A county study conducted in September that analyzed cases and hospitalizations from April through September found that nine in 10 people who wind up in the hospital from COVID-19 are unvaccinated.

That mirrored a statewide study showing that unvaccinated people are five times more likely to be hospitalized and three times more likely to die from COVID-19 than those fully vaccinated.

“The latest science proves that COVID-19 vaccines prevent severe illness,” Kujawa said Friday.

The state had 477 hospitalizations on Friday, down from a record number of patients with 510 hospitalizations Wednesday.

The majority of people who were hospitalized are people older than 65, accounting for about 47% of hospitalizations, according to state data that analyzed hospitalizations from April through October.

People aged 45 to 64 accounted for roughly 35% of hospitalizations, while people 18 to 44 made up 17%. The remainder were children aged 17 and younger.

Since April, 85% of Montanans who were hospitalized and 78% of those who died were unvaccinated, according to DPHHS.

Montana had 11,821 active cases as of Friday.
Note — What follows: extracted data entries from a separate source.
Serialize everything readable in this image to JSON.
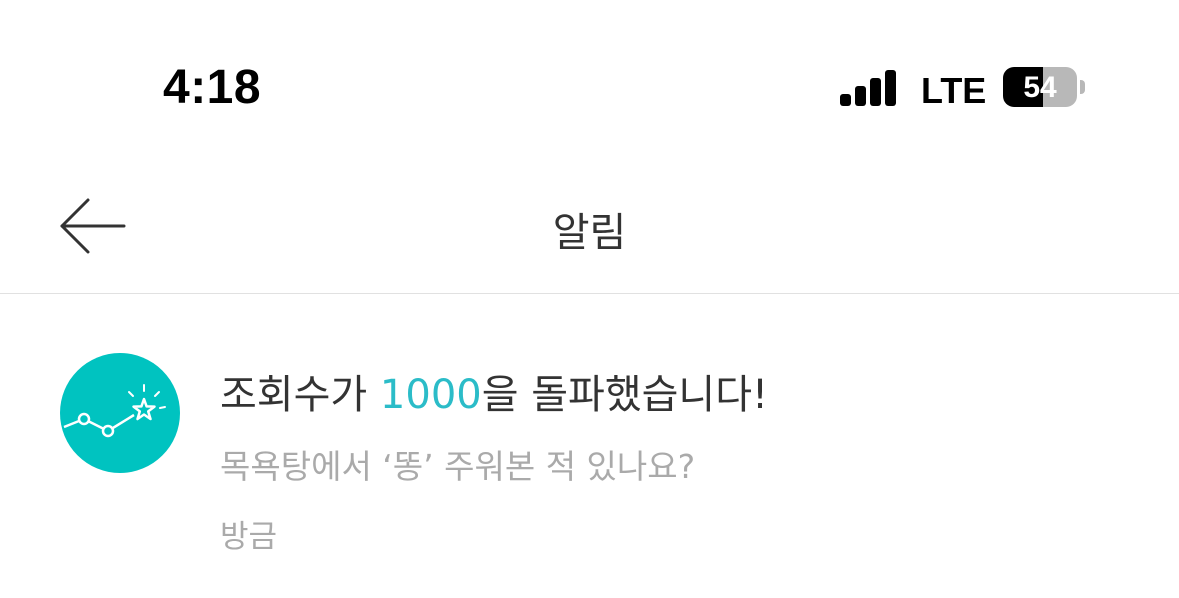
{
  "status_bar": {
    "time": "4:18",
    "network": "LTE",
    "battery": "54",
    "battery_level": 0.54,
    "icons": [
      "signal-icon",
      "battery-icon"
    ]
  },
  "header": {
    "title": "알림",
    "back_icon": "arrow-left-icon"
  },
  "notification": {
    "icon": "chart-star-icon",
    "icon_color": "#00c3c0",
    "title_prefix": "조회수가 ",
    "title_highlight": "1000",
    "title_suffix": "을 돌파했습니다!",
    "highlight_color": "#2bbcc8",
    "subtitle": "목욕탕에서 ‘똥’ 주워본 적 있나요?",
    "time": "방금"
  }
}
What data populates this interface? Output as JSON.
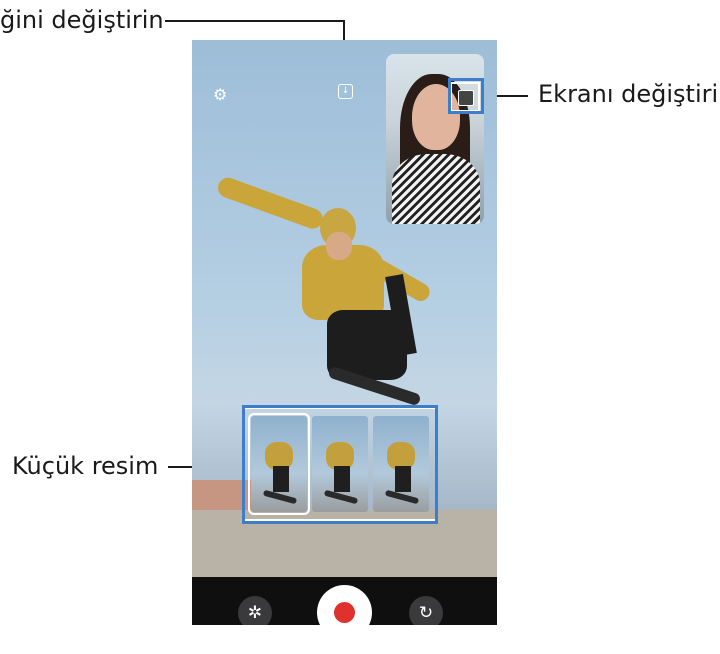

So far, 2,128 Montanans have died of complications related to COVID-19, of those deaths 34 were reported this week.

The counties leading Montana with case counts are Yellowstone, Missoula, Flathead and Cascade counties.

Montana remains one of the hotspots in the country with one of the lowest vaccination rates and highest hospitalization rates.

Montana ranked second highest in the U.S., behind Alaska, for a weekly average of new cases per 100,000 people, with 576.5.

About 49% of Montana’s eligible population — everyone 12 years and older — was fully vaccinated, according to CDC data. That’s behind the national vaccination rate of 56.7%.

About 61% of eligible Gallatin County residents were fully vaccinated as of Friday. Gallatin County ranked fourth highest in the state for vaccination rates, behind Missoula, Silver Bow and Deer Lodge counties.

Kujawa said Bozeman Health was preparing to offer the low-dose booster shots of the Moderna vaccine as soon as it gets full CDC approval.

A booster shot for the Pfizer vaccine was approved in late September. Bozeman Health has been holding mass vaccination clinics for the third shot — although people may go to get a first or second Pfizer shot too — at Deaconess Hospital since late September.

Information on vaccination clinics for first, second or booster shots can be found at healthygallatin.com or by calling the county COVID-19 hotline at 406-548-0123.